Des corolles violettes dans leurs bacs de jardinerie verts, petites vieilles désespérément accrochées aux barrières d’un trottoir, dans la crainte éternelle d’un coup de cartable d’écolier distrait qui les déséquilibrerait.
Un panneau bleu roi entre deux rues, marquant le croisement de sa droiture royale, fier de son rôle forcément crucial de guide dans ce quartier résidentiel ; conquérant qui attire pourtant à peine plus l’œil que ses homologues travailleurs, tous confondus dans une mer de bleu.
Des arbres chétifs et groupés, enfants se targuant de leur poussée de croissance à la récré, oubliant les bouleaux et les chênes qui croitront et réduiront toujours avant eux.
Un abri-bus misanthrope, qui geint à longueur de journée de ces habitants impolis, bruyants et ingrats, qui vont et viennent entre ses bras.
Quelques lampadaires, gendarmes haut placés dans la nuit.
Un vieux mur de briques un peu bancales qui s’accrochent comme elles peuvent, belles gardiennes du terrain vague de la rue Sainte-Catherine.
Il n’y aura bientôt plus rien de tout cela.
2018.
Une maison à trois étages a chassé un terrain vague et des corolles violettes, mais qu’importe, au fond ? Ce terrain vague et ces corolles violettes ont sûrement déjà mangé la maison aux tuiles grises là avant eux.

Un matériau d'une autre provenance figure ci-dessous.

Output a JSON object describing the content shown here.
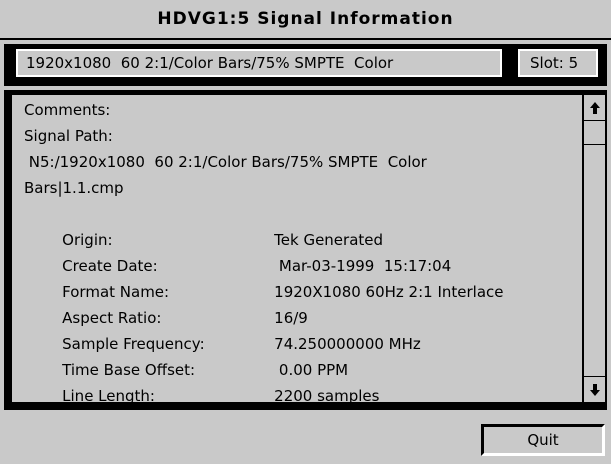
{
  "window": {
    "title": "HDVG1:5  Signal Information"
  },
  "signal_bar": {
    "signal_name": "1920x1080  60 2:1/Color Bars/75% SMPTE  Color",
    "slot": "Slot: 5"
  },
  "info": {
    "comments_label": "Comments:",
    "signal_path_label": "Signal Path:",
    "signal_path_line1": " N5:/1920x1080  60 2:1/Color Bars/75% SMPTE  Color",
    "signal_path_line2": "Bars|1.1.cmp",
    "rows": [
      {
        "label": "Origin:",
        "value": "Tek Generated"
      },
      {
        "label": "Create Date:",
        "value": " Mar-03-1999  15:17:04"
      },
      {
        "label": "Format Name:",
        "value": "1920X1080 60Hz 2:1 Interlace"
      },
      {
        "label": "Aspect Ratio:",
        "value": "16/9"
      },
      {
        "label": "Sample Frequency:",
        "value": "74.250000000 MHz"
      },
      {
        "label": "Time Base Offset:",
        "value": " 0.00 PPM"
      },
      {
        "label": "Line Length:",
        "value": "2200 samples"
      }
    ]
  },
  "scrollbar": {
    "up_icon": "arrow-up-icon",
    "down_icon": "arrow-down-icon"
  },
  "buttons": {
    "quit_label": "Quit"
  }
}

Il n’y a rien de nouveau, rue Sainte-Catherine. Pas plus que dans le reste de la France, pas plus que dans le reste du monde.
Je ne pleurerai pas les vieilles corolles violettes, les lampadaires solitaires, les abri-bus misanthropes, les panneaux fiers ou les briques solidaires.

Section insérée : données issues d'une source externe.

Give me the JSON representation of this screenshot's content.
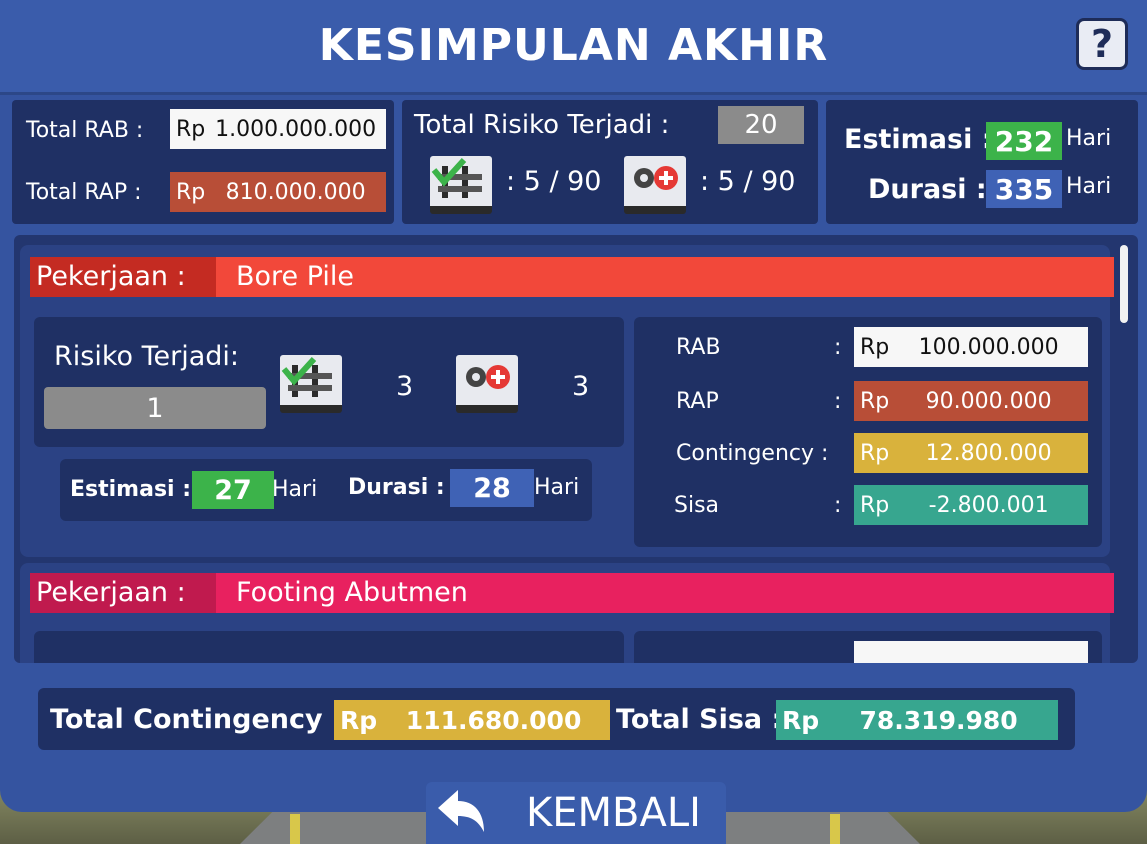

Un jour, de toute façon, leur disparition sera vengée par celle de cette maison encore en travaux ; ses habitants n’ouvriront plus leurs fenêtres sur la route, ne grimperont plus leurs escaliers en fer rouillé, ne glisseront plus sur leur sol vinyle imitation parquet.
Cette maison redeviendra un terrain vague. Et de la même manière qu’il y aura eu des gens pour pleurer les coléoptères du terrain vague, il y aura des gens pour pleurer le sol vinyle imitation parquet de cette maison.
Je garderai plutôt mes larmes pour les êtres charmants qui auront malgré eux quitté la maison encore en travaux, et le terrain vague là avant elle, et la maison aux tuiles grises là avant lui.
Ceux qui ne pourront plus jamais frôler les vieilles corolles violettes des autres trottoirs de la rue Sainte-Catherine, s’abriter sous les autres abri-bus, glisser sur les autres sols vinyles imitation parquet.
Ceux qui ne seront plus là pour planter des graines et des lampadaires dans la nuit.
Ceux qui ne repousseront pas dans une autre rue ou une autre ville.
Parce que ça ne se replante pas comme un pissenlit, un lampadaire ou une maison, un être humain.
Moi, je garderai plutôt mes larmes pour les véritables martyrs de Sainte-Catherine.
Moi, je laisserai les autres humains reprendre inéluctablement leurs droits sur ce terrain si ça leur chante.
Et la nature, elle, reprendra un jour ses droits sur eux et sur moi.
Mais qu’importe, au fond ? J’aurai connu les corolles violettes de la rue Sainte-Catherine.